Lava geothermal energy
When the volcano eruption in Heimaey ended in 1973, Sveinbjörn Jónsson from
Reykjavík proposed using the geothermal energy to heat up homes. In the
beginning of 1974, Sveinbjörn conducted a simple heat exchange experiment in
Eldfellshraun by running cold water through it. The result was that the cold
water became instantly hot, then it was led through the heating system of a
nearby house. Later that winter there was an experimental heating plant
constructed in Gufugili. This plant heated up 25 houses along with a hospital,
the heating system of the hot water supply was a closed circulation system.

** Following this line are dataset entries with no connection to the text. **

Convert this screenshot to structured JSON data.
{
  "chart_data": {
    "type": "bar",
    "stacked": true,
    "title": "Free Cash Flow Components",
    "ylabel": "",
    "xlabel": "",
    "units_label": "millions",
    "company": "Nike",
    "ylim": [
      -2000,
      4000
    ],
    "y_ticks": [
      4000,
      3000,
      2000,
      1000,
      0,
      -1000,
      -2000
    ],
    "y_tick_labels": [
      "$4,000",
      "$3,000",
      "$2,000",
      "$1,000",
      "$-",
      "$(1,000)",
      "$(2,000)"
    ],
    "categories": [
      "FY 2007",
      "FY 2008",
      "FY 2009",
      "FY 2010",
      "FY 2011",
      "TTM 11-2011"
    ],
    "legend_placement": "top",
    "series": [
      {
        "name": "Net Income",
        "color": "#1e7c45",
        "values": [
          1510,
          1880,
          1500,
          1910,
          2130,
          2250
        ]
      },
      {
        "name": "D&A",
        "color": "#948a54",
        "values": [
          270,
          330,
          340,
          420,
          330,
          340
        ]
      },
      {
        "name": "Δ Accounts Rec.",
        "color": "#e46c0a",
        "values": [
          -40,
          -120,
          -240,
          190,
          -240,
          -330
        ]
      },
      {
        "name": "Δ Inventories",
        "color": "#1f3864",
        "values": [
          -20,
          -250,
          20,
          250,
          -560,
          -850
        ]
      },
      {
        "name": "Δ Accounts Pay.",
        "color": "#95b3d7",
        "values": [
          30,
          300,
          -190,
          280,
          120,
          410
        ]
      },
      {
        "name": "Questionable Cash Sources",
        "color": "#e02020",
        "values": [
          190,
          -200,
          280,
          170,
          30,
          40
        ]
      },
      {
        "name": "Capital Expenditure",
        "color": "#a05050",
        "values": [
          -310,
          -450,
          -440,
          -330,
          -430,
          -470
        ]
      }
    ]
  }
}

After these successful experiments, major constructions were set up in 1977 in
Vestmannaeyjar that would enable large portions of the town to be heated with
thermal energy from the lava. This geothermal energy plant was taken into use in
the year of 1978. A pumping station was constructed on the corner of Kirkjuvegur
and Heiðarvegur; from the pumping station the heated water was pumped into the
two distribution systems in the town. The backup power system was also stationed
Running the thermal energy plant was difficult, new areas had to be constantly
utilized resulting in high expenditures, and the lava itself cooled down. In
1988 thermal energy from the lava was ceased and an electrode boiler was taken
into use, where steam was produced.
Nonetheless, this was an unique event on a global scale, since geothermal energy
from lava from a volcano eruption had never been used before in heating houses.